One MP swears that as many as five Parliamentary Private Secretaries — the first rung on the ministerial ladder — are willing to abstain in protest.
Many see this whole mess as symptomatic of a deeper problem running through his premiership: a growing sense he is not in control.
A string of embarrassing u-turns — from winter fuel cuts to the grooming gangs national inquiry — are a dangerous smoke signal to his MPs that he can be pushed around.
And worryingly to the Government — much like the Brexit Spartans who hamstrung Theresa May 's government — the new Labour rebels are organised.

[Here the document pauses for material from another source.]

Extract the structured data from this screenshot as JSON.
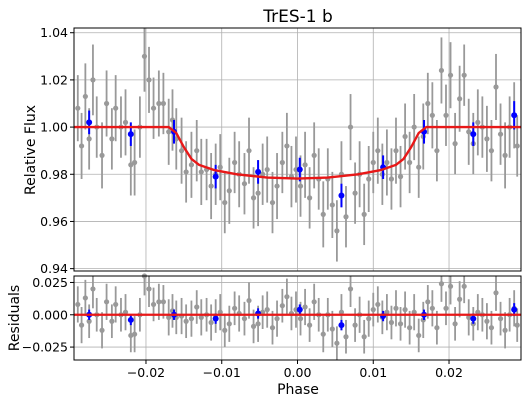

Experienced committee chairs on the soft left of the party have developed a sophisticated shadow whipping operation to marshall their troops.
That No10 was totally blindsided by the ambush on Monday night — to the alarm of those in Starmer's inner circle — is testament to their tactics.
Why would they care about rebelling on something they feel strongly about if they'll be out in four years time anyway
Labour insider
Or as one Labour MP put it: 'The amendment landed like a Viet Cong ambush from the soft-left — swift, unexpected, and overwhelming in its force.'
Terrified of party whips getting wind, the ringleaders recruited disgruntled MPs to their cause through snatched conversations in corridors and on the Commons terrace.
As one MP warns: 'They have spreadsheets and they can count. This whole saga has given them intel on how to whip'.
And you can bet that fighting benefits cuts will not be their only rallying cause over the next four years.
Axing the two-child benefit cap — on which the PM has already shown ankle at the mere flickers of backbench grumblings — will be next.
The danger for Sir Keir now is spiralling into a doom loop of chaos, which breeds unpopularity, which breeds more chaos, which breeds more unpopularity.
For some MPs watching endless polls predicting their seats falling to Reform, they are resigned to being one-term wonders.
'Why would they care about rebelling on something they feel strongly about if they'll be out in four years time anyway?', says one party insider.
Almost one year ago our beaming PM walked into Downing Street with the most seats since Tony Blair.